Don't let the Yale University Press logo and the author's academic Gay Studies credentials fool you. This is not yet another entry in the More Foucaultian Than Thou sweepstakes. A History of Gay Literature is an extraordinarily intelligent, well-argued, clearly written and enjoyably readable book. Indeed, this is about as close as literary history comes to a page-turner. A possible reason for this pleasant divergence from the run of the Queer Theory mill may lie in the author's nationality. He's a British Professor of Gay and Lesbian Studies, and unlike too many of his American confreres he still values linguistic clarity and apparently still believes in that Phantom of the English Department, the 'common reader.' With a global reach and a range that runs from ancient Greece to contemporary New York, this ridiculously learned and near-encyclopedic book is a single-volume education in gay literature. The obvious writers and works are covered-- Shakespeare, Marlowe, Wilde, Genet, Ritsos, Arenas--as well as many less familiar names. However well-read you think you are, I guarantee that you will find discussed herein a great writer or book you have probably not read. (In my case, I discovered Hubert Fichte, Herve Guibert and Virgilio Pinera.) Even more impressive than the book's range is the author's critical acumen.
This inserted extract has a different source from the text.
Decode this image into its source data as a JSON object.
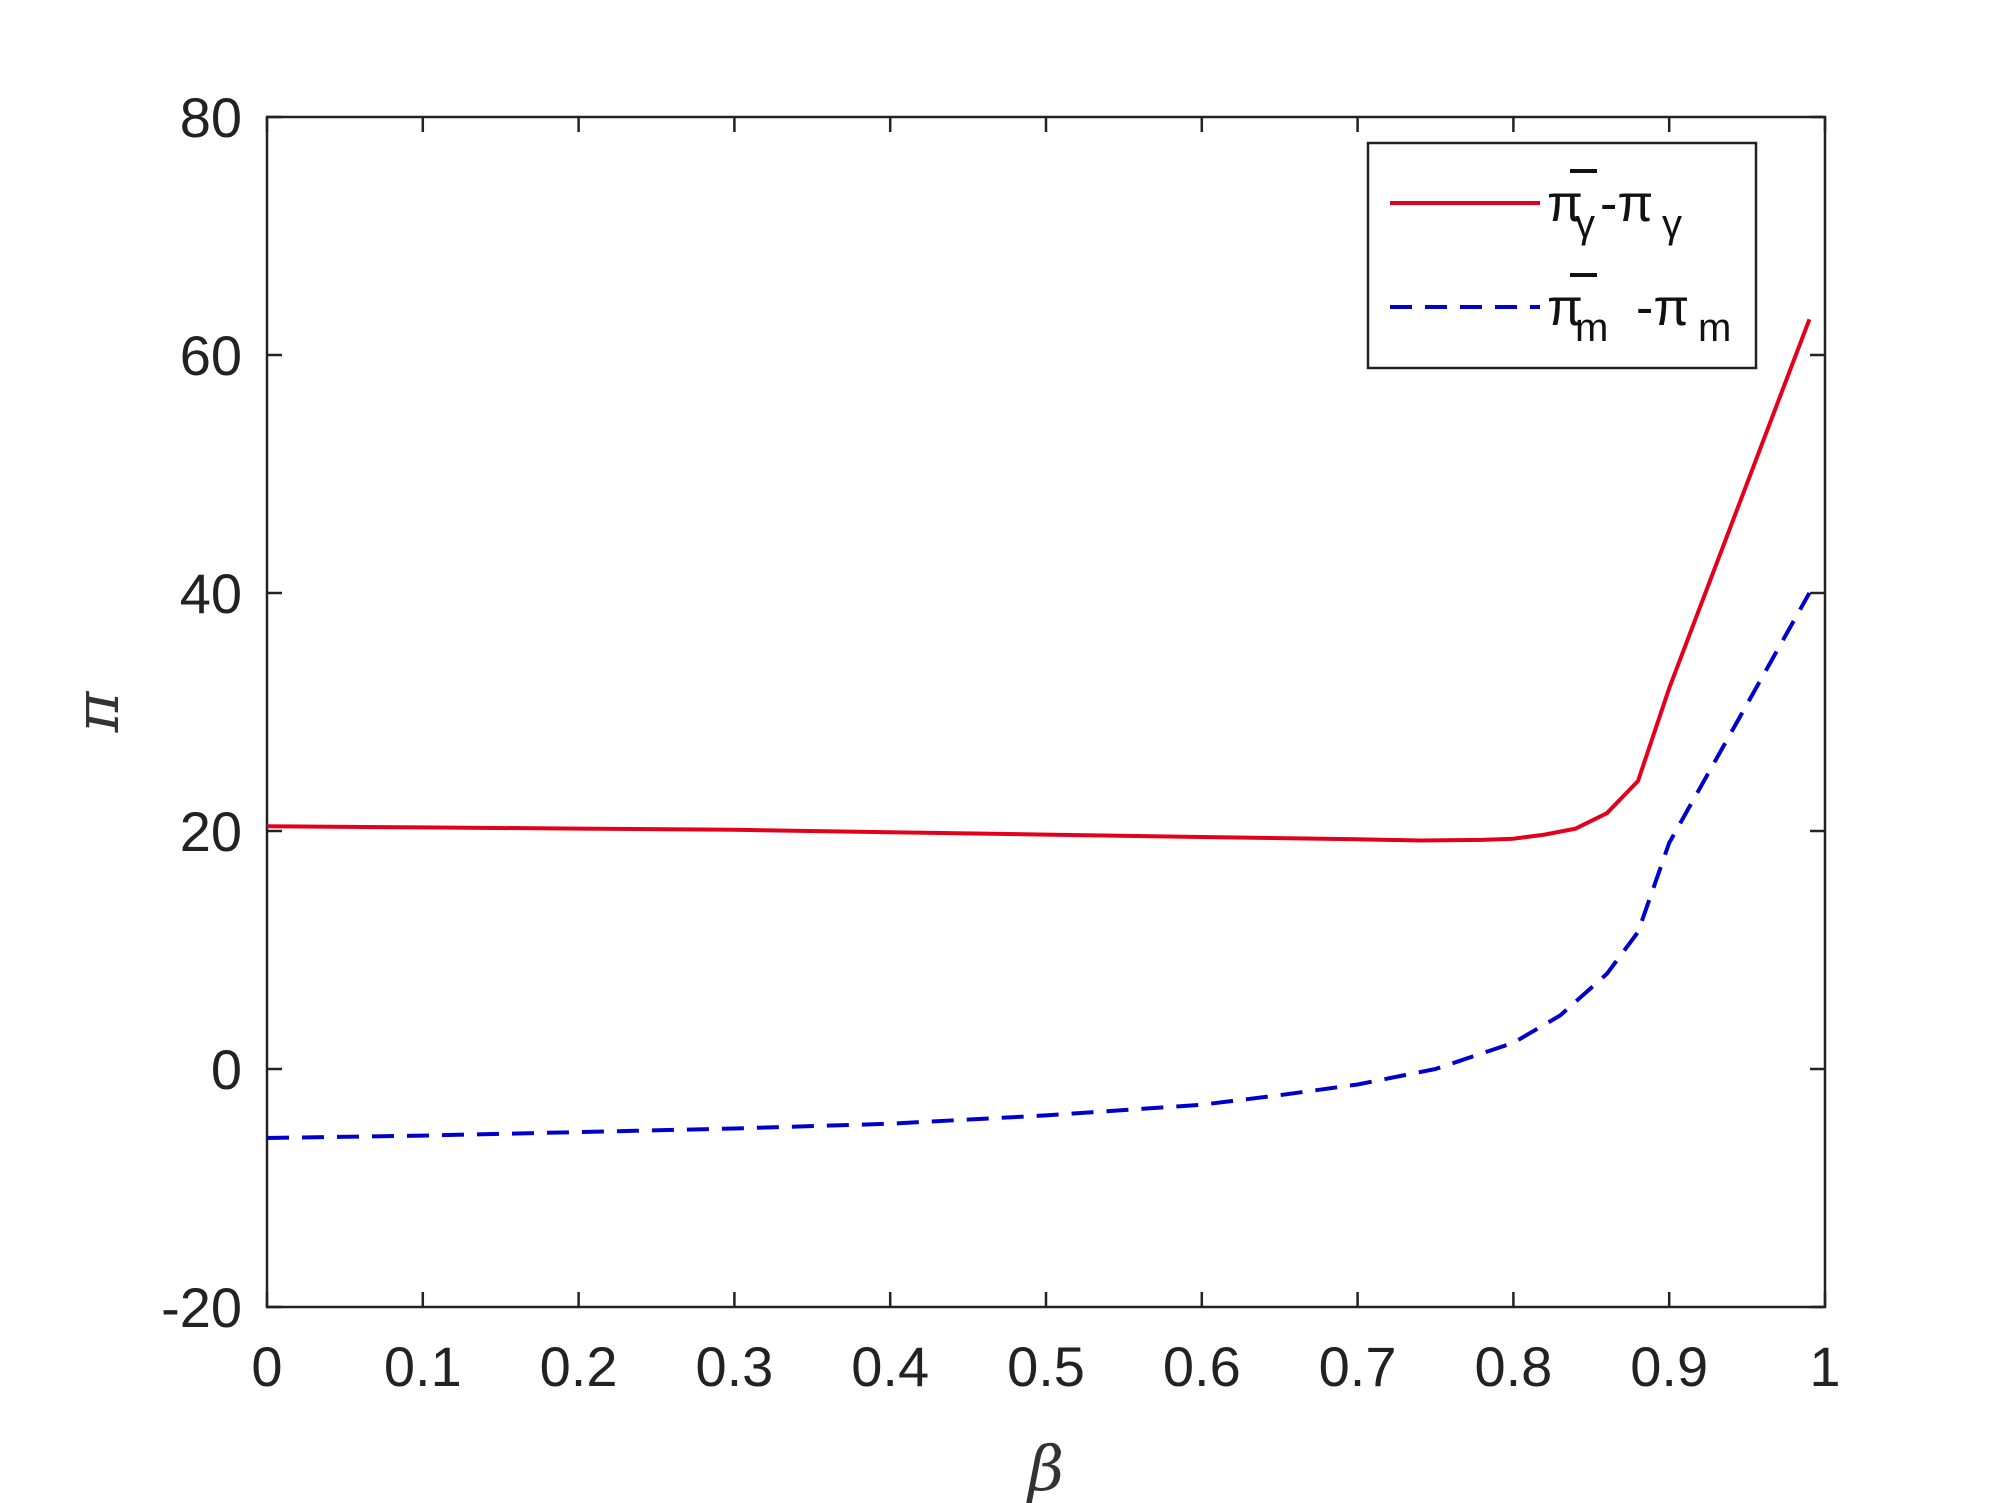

Woods's reading of Eliot's The Waste Land as a gay pastoral elegy is worth the price of the book. Likewise his discussions of Marlowe's Edward II and Shakespeare's sonnets, of which he writes, "Reading the sonnets will always flush out the reader's attitudes to homosexuality. To that extent if no further, this sequence of poems is the key gay text in English literature." When I finished this book, I wanted more. I wished Woods had gone deeper into Samuel Delany (especially his key queer text, The Mad Man), explored the gay themes in Clive Barker's SF/fantasy novels, etc., etc. At nearly 400 pages, this book is still too short. It could have been almost twice as long. (Yes, I'm perfectly aware of the gay phallic rhetoric barely concealed by the loincloth of this complaint.) This is a marvelous book that might just change the way you read. It will certainly add at least a few more books to your to-read list. And isn't that, finally, the most important function of criticism at the present time?